I think that overall this is a very a good introduction to the topic. Some concepts are really well explained - in a simple manner and with a lot of jupyter-lab code to experiment with.
In general in this specialization - the first 3 courses are good. There are some quirks (e.g. why Lukas is needed at all? He doesn't really teaches, just passes it on to Younes) but nevertheless I learned from it. And I think they have good value in them.
The 4th one, however, is completely disappointing. First 2 "weeks" are confusing, not really well explained, but somewhat "bearable". The last 2 weeks are complete sham. They claim to teach "BERT" and "T5" but don't really give any value. You're better off going elsewhere to learn these concepts.
If it wasn't for this, I would give the overall experience a 5 stars, but because of this, I think the overall is more like 3 or 4.
By Eloy S•
Es bastante completo, y en general, claro; salvo un detalle: explica demasiado superficialmente PCA, pero luego para la tarea hay que implementarlo manualmente. También tiene algunos bugs desde hace meses a pesar de haber sido reportados con solución. Además, las lecturas posteriores a los videos a veces son escuetas y le hacen falta algunos diagramas que se ven en el video (conviene sacar capturas de los videos para tomar nota).
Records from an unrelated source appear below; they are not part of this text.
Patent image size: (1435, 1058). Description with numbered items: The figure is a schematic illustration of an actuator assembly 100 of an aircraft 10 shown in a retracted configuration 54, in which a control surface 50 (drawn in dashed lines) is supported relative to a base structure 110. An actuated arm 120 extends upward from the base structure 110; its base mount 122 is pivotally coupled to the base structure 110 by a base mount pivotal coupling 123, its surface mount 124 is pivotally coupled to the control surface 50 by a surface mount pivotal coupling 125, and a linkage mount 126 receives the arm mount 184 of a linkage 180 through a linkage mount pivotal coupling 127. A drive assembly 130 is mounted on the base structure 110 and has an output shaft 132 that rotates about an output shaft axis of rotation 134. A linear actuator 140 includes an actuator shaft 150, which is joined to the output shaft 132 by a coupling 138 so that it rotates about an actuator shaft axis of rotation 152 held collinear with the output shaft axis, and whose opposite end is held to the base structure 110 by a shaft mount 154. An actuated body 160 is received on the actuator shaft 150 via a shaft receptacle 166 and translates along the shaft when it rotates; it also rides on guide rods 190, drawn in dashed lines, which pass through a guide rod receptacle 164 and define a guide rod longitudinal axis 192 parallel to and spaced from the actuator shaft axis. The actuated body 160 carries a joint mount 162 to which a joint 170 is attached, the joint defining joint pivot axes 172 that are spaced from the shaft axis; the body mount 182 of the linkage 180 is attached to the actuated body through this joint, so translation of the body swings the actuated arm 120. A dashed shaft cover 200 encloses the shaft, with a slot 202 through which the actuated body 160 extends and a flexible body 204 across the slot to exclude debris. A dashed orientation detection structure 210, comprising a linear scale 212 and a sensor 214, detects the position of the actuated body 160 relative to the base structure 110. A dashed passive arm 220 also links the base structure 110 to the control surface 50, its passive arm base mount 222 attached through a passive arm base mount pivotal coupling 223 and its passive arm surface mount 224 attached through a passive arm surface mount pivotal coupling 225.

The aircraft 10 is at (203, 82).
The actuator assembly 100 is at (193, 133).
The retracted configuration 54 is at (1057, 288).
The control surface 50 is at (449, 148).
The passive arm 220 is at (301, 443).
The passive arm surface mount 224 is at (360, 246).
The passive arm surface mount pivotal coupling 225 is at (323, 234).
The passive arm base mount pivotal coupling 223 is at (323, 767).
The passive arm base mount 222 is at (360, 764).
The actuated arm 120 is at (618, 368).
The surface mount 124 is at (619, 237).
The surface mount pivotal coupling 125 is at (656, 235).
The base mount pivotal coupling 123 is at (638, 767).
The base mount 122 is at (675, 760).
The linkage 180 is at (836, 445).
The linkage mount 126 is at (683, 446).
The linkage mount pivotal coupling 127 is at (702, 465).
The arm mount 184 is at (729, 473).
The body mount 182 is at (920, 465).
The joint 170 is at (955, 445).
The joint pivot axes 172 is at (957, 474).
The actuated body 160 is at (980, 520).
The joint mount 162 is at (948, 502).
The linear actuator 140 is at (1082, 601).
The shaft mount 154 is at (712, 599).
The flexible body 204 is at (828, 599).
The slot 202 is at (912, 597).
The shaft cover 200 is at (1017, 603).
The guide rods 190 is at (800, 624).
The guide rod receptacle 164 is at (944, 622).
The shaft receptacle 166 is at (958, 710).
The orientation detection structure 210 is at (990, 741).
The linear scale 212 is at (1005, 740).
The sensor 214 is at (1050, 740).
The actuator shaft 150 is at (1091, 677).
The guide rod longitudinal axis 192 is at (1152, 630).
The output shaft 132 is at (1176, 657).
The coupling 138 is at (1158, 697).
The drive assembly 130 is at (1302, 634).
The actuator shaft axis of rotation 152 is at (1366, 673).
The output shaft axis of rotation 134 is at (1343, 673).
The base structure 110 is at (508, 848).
It is quite complete, and generally speaking very clear, except PCA: it's covered only superficially but it is required to implement by hand on the assignment. Also it has some unsolved bugs since several months ago, despite they were reported with solutions. Also, the readings after the videos are sometimes narrow and lack of some diagrams shown on the videos (it is useful to take screenshots to take notes).
By Nima M•
The content of the course was really interesting an engaging. But the assignments mostly only helped in understanding the details of the algorithms and processes. It would have been nice to get to learn how to use state of the art libraries, which would've been more practical. Although, in fairness, anybody who completes this course should be able to make use of off-the-shelf libraries. Another point was that when the instructor was narrating the slides, his intonation was occasionally a bit off, making me lose track of the subject and having to re-listen few times.
By Yen S L•
Good for the basics of NLP. Good mix of examples from classical NLP (e.g. n-grams) and neural nets (e.g. embeddings). As usual from deeplearning.ai, great motivating examples such as autocorrect and autocomplete to help us understand the materials. The neural net examples could do with more equations as in other deeplearning.ai courses.
By Mares B•
Thank you for the Lecture. I enjoyed it a lot! One thing I did not like too much was reading aloud and fast complex equations. I got distracted a lot when that happened. Also the Grade of the programming assignment is very slow and some additional verification of the programming task would be helpful.
By Kostyantyn B•
A good course overall. I wish the assignments were a bit more challenging though. Still, we have covered a lot of ground. And for those who know nothing about the word embeddings, I think this would be a perfect first course to take. So all in all, time well spent.